Mon nom était  X92543, une cellule de  la peau de la poitrine de Jean. Nous avions toutes reçu un matricule, mais pour les copines, j’étais Zézette. J’avais un emplacement envié, juste sous le menton.  C’était un endroit important sans être trop exposé aux blessures. 

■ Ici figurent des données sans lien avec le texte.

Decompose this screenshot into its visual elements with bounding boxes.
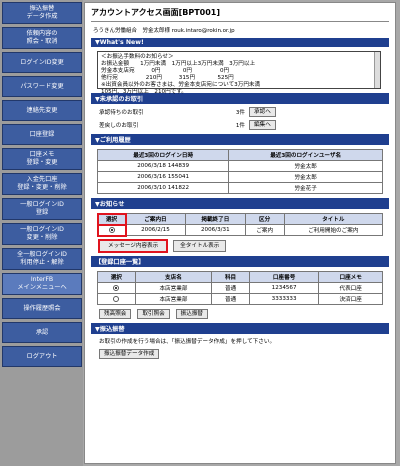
main-panel: アカウントアクセス画面[BPT001] ろうきん労働組合 労金太郎様 rouk.… xyxy=(84,2,396,464)
news-line: お振込金額 1万円未満 1万円以上3万円未満 3万円以上 xyxy=(101,61,256,67)
news-line: ※出資会員以外のお客さまは、労金本支店宛について3万円未満 xyxy=(101,82,261,88)
sidebar-item-general-id-suspend[interactable]: 全一般ログインID 利用停止・解除 xyxy=(2,248,82,270)
account-memo: 決済口座 xyxy=(318,293,383,305)
account-memo: 代表口座 xyxy=(318,282,383,294)
show-all-titles-button[interactable]: 全タイトル表示 xyxy=(173,240,227,252)
table-row: 本店営業部 普通 3333333 決済口座 xyxy=(97,293,383,305)
notice-category: ご案内 xyxy=(244,224,285,236)
go-approve-button[interactable]: 承認へ xyxy=(249,107,276,117)
sidebar-item-request-inquiry[interactable]: 依頼内容の 照会・取消 xyxy=(2,27,82,49)
account-number: 3333333 xyxy=(248,293,320,305)
branch-name: 本店営業部 xyxy=(134,282,213,294)
page-title: アカウントアクセス画面[BPT001] xyxy=(91,7,389,22)
table-row: 2006/3/10 141822 労金花子 xyxy=(96,182,383,194)
transaction-inquiry-button[interactable]: 取引照会 xyxy=(137,309,170,319)
whats-new-header: ▼What's New! xyxy=(91,38,389,47)
whats-new-box[interactable]: ＜お振込手数料のお知らせ＞ お振込金額 1万円未満 1万円以上3万円未満 3万円… xyxy=(97,51,381,95)
sidebar-item-approve[interactable]: 承認 xyxy=(2,322,82,343)
sidebar-item-transfer-create[interactable]: 振込振替 データ作成 xyxy=(2,2,82,24)
notice-end-date: 2006/3/31 xyxy=(184,224,246,236)
sidebar-item-account-register[interactable]: 口座登録 xyxy=(2,124,82,145)
login-datetime: 2006/3/18 144839 xyxy=(96,160,230,172)
col-header: 最近3回のログインユーザ名 xyxy=(228,149,383,161)
col-header: 支店名 xyxy=(134,271,213,283)
account-radio[interactable] xyxy=(113,295,120,302)
news-line: 他行宛 210円 315円 525円 xyxy=(101,75,234,81)
news-line: 労金本支店宛 0円 0円 0円 xyxy=(101,68,230,74)
table-row: 2006/3/16 155041 労金太郎 xyxy=(96,171,383,183)
col-header: 口座番号 xyxy=(248,271,320,283)
user-info: ろうきん労働組合 労金太郎様 rouk.intaro@rokin.or.jp xyxy=(93,28,235,34)
pending-label: 承認待ちのお取引 xyxy=(99,110,144,116)
branch-name: 本店営業部 xyxy=(134,293,213,305)
notice-title: ご利用開始のご案内 xyxy=(283,224,384,236)
col-header: 選択 xyxy=(97,271,136,283)
pending-count: 3件 xyxy=(235,110,245,116)
col-header: 最近3回のログイン日時 xyxy=(96,149,230,161)
col-header: 科目 xyxy=(211,271,250,283)
login-datetime: 2006/3/10 141822 xyxy=(96,182,230,194)
col-header: 口座メモ xyxy=(318,271,383,283)
history-header: ▼ご利用履歴 xyxy=(91,134,389,145)
table-row: 2006/3/18 144839 労金太郎 xyxy=(96,160,383,172)
sidebar-item-logout[interactable]: ログアウト xyxy=(2,346,82,367)
sidebar-item-loginid-change[interactable]: ログインID変更 xyxy=(2,52,82,73)
news-line: ＜お振込手数料のお知らせ＞ xyxy=(101,54,174,60)
notice-date: 2006/2/15 xyxy=(125,224,186,236)
col-header: 選択 xyxy=(96,212,127,226)
go-edit-button[interactable]: 編集へ xyxy=(249,120,276,130)
account-type: 普通 xyxy=(211,293,250,305)
login-user: 労金太郎 xyxy=(228,160,383,172)
accounts-header: 【登録口座一覧】 xyxy=(91,256,389,267)
login-user: 労金太郎 xyxy=(228,171,383,183)
transfer-note: お取引の作成を行う場合は、「振込振替データ作成」を押して下さい。 xyxy=(99,339,276,345)
balance-inquiry-button[interactable]: 残高照会 xyxy=(99,309,132,319)
account-radio[interactable] xyxy=(113,284,120,291)
login-history-table: 最近3回のログイン日時 最近3回のログインユーザ名 2006/3/18 1448… xyxy=(96,149,383,194)
pending-label: 差戻しのお取引 xyxy=(99,123,139,129)
pending-count: 1件 xyxy=(235,123,245,129)
transfer-button[interactable]: 振込振替 xyxy=(175,309,209,319)
notice-table: 選択 ご案内日 掲載終了日 区分 タイトル 2006/2/15 2006/3/3… xyxy=(96,212,384,237)
sidebar-item-operation-history[interactable]: 操作履歴照会 xyxy=(2,298,82,319)
col-header: ご案内日 xyxy=(125,213,186,225)
notice-radio[interactable] xyxy=(108,226,115,233)
accounts-table: 選択 支店名 科目 口座番号 口座メモ 本店営業部 普通 1234567 代表口… xyxy=(97,271,383,305)
news-scrollbar[interactable] xyxy=(374,52,380,88)
login-user: 労金花子 xyxy=(228,182,383,194)
sidebar: 振込振替 データ作成 依頼内容の 照会・取消 ログインID変更 パスワード変更 … xyxy=(0,0,83,466)
table-row: 本店営業部 普通 1234567 代表口座 xyxy=(97,282,383,294)
sidebar-item-account-memo[interactable]: 口座メモ 登録・変更 xyxy=(2,148,82,170)
pending-row: 差戻しのお取引 1件 編集へ xyxy=(99,120,389,130)
notice-select-cell[interactable] xyxy=(96,223,127,237)
sidebar-item-general-id-register[interactable]: 一般ログインID 登録 xyxy=(2,198,82,220)
account-type: 普通 xyxy=(211,282,250,294)
account-select-cell[interactable] xyxy=(97,293,136,305)
col-header: 掲載終了日 xyxy=(184,213,246,225)
login-datetime: 2006/3/16 155041 xyxy=(96,171,230,183)
table-row: 2006/2/15 2006/3/31 ご案内 ご利用開始のご案内 xyxy=(96,223,384,237)
sidebar-item-contact-change[interactable]: 連絡先変更 xyxy=(2,100,82,121)
account-select-cell[interactable] xyxy=(97,282,136,294)
col-header: 区分 xyxy=(244,213,285,225)
notice-header: ▼お知らせ xyxy=(91,198,389,209)
show-message-button[interactable]: メッセージ内容表示 xyxy=(97,239,169,253)
sidebar-item-deposit-account[interactable]: 入金先口座 登録・変更・削除 xyxy=(2,173,82,195)
sidebar-item-general-id-change[interactable]: 一般ログインID 変更・削除 xyxy=(2,223,82,245)
account-number: 1234567 xyxy=(248,282,320,294)
sidebar-item-password-change[interactable]: パスワード変更 xyxy=(2,76,82,97)
create-transfer-data-button[interactable]: 振込振替データ作成 xyxy=(99,349,160,359)
col-header: タイトル xyxy=(283,213,384,225)
transfer-header: ▼振込振替 xyxy=(91,323,389,334)
news-line: 105円、3万円以上 210円です。 xyxy=(101,89,187,95)
pending-row: 承認待ちのお取引 3件 承認へ xyxy=(99,107,389,117)
sidebar-item-interfb-menu[interactable]: InterFB メインメニューへ xyxy=(2,273,82,295)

Le problème principal de la peau, c’est que c’est un organe vital. En témoigne l’expression humaine bien connu : « Sauver sa peau ». Il nous fallait donc être particulièrement vigilantes contre les agressions auxquelles notre propriétaire, un grand sportif, se soumettait régulièrement avec imprudence et témérité. Il arriva que Jean se blesse à la main et que l’une de nos cousines se trouva coupée en deux, ce qui nous fit toutes frémir d’horreur. 

C’est particulier d’être une cellule cutanée. D’abord ça ne dure que 28 jours.  Avec une durée de vie aussi courte, il s’agit de profiter de l’existence. Et de faire en sorte que Jean soit bien dans sa peau. 

Dès le premier instant, j’ai sympathisé avec ma voisine, X92542, très douce, que nous appelions Marie-Claude. Nous fûmes très solidaires. Pour des cellules de peau contigües, c’est préférable. Au premier réveil, nous avions compris que Jean avait l’habitude de se gratter longuement la poitrine. Nous nous tordions de rire chaque matin sous ce chatouillis qui durait jusqu’au moment de la douche. 

Notre fonction n’étant pas de s’esclaffer, nous passâmes aux choses sérieuses. Nous, les cellules dermiques, nous sommes les terrains de jeux préférés d’un monde spécial : les bactéries. Plusieurs millions, parfois. Il fallut rapidement organiser la défense du corps grâce à des dispositifs sol-sol. Nous faisions appel à des cellules spéciales, chargées de la défense immunitaire. Nos CRS à nous, pour ainsi dire, qui chassaient ces micro-organismes et parfois des microbes voyous assaillant notre pauvre Jean.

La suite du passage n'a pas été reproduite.